Aussi l'avocat placé sur écoute doit-il, plus encore que n'importe quel citoyen, bénéficier d'un "contrôle efficace" tel que voulu par la prééminence du droit, apte à limiter l'ingérence à ce qui est "nécessaire dans une société démocratique". La Cour juge en ce sens que "si le droit interne peut prévoir la possibilité de perquisitions ou de visites domiciliaires dans le cabinet d'un avocat, celles -ci doivent impérativement être assorties de garanties spéciales de procédure" (CEDH, 21 janvier 2010, Req. 43757/05, § 37 N° Lexbase : A4497EQM). La Cour européenne a "eu l'occasion de mettre en exergue la garantie que constitue l'intervention du bâtonnier lorsque la préservation du secret professionnel des avocats est en jeu" (CEDH, Michaud c. France, préc., § 130), lorsque sont mises en oeuvre des perquisitions dans des lieux occupés par des avocats (CEDH, 16 octobre 2007, Req. 74336/01, § 63 N° Lexbase : A7516DYZ ; CEDH, 21 janvier 2010, Req. 43757/05, préc., § 43).

Dans l'affaire "Xavier Da Silveira", alors que le Gouvernement arguait de ce que le requérant ne justifiait ni de son inscription auprès d'un barreau français ni d'une quelconque activité en France, la Cour insiste sur le fait que "dès le début de la perquisition, le requérant a été requis comme témoin et sa qualité d'avocat était connue, ce qui ressort expressément du procès-verbal rédigé par l'officier de police judiciaire pendant la perquisition. Il ressort également de ce procès-verbal qu'une fois dans l'appartement du requérant, ce dernier a expressément décliné sa qualité d'avocat au barreau de Porto" (CEDH, 21 janvier 2010, Req. 43757/05, préc., § 40).

Il ressort ainsi de la jurisprudence de la Cour européenne que même lorsqu'il existe un doute quant à la qualité d'avocat de la personne lors de la prescription de la mesure, le fait de la constater au début de son exécution commande de prendre des garanties particulières.

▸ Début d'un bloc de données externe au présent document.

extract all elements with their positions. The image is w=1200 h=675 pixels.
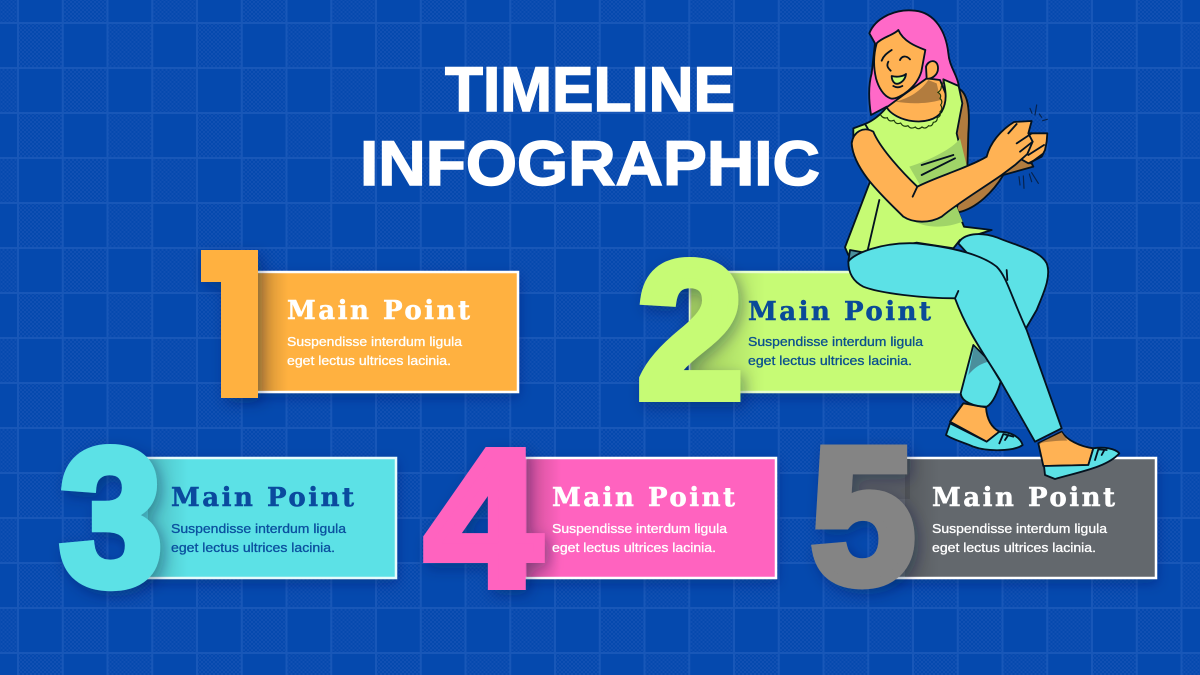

En ce sens, la Cour affirme dans cette affaire qu'"à supposer même que les juges aient pu avoir un doute sur sa qualité d'avocat, l'ensemble des circonstances de la cause devait, à tout le moins, les conduire à une certaine prudence et les inciter à contrôler sans délai ses allégations, et ce avant de procéder à la perquisition et aux saisies dans son domicile" (CEDH, 21 janvier 2010, Req. 43757/05, préc., § 42).

Il convient encore de noter qu'elle tient compte du fait que la mesure litigieuse "concernait des faits totalement étrangers [à l'avocat], ce dernier n'ayant à aucun moment été accusé ou soupçonné d'avoir commis une infraction ou participé à une fraude quelconque en lien avec l'instruction" (CEDH, 21 janvier 2010, Req. 43757/05, § 43).

Or, tel était bien le cas en l'espèce. La solution rendue s'inscrit dans le droit fil de ces précédents.

En particulier, le requérant soulignait que le droit roumain ne réglementait pas expressément la situation de mise sur écoute des personnes qui ne faisaient pas l 'objet d'une enquête judiciaire, ni celle de mise sur écoute décidée après la date de commission de l'infraction ou alors que les prévenus et les faits étaient connus des autorités par d'autres moyens de preuve. A cet égard, la Cour européenne a noté qu'il n'avait pas fait lui-même l'objet d'une autorisation de mise sur écoute en raison de sa qualité d'avocat ou de sa relation avec sa soeur. Toutefois, elle a souligné que, lorsque les conversations d'une personne sont enregistrées et lorsqu'elles sont utilisées dans le cadre d'une affaire pénale, l'intéressé doit bénéficier d'un "contrôle efficace" pour pouvoir contester les écoutes téléphoniques en cause (§ 49).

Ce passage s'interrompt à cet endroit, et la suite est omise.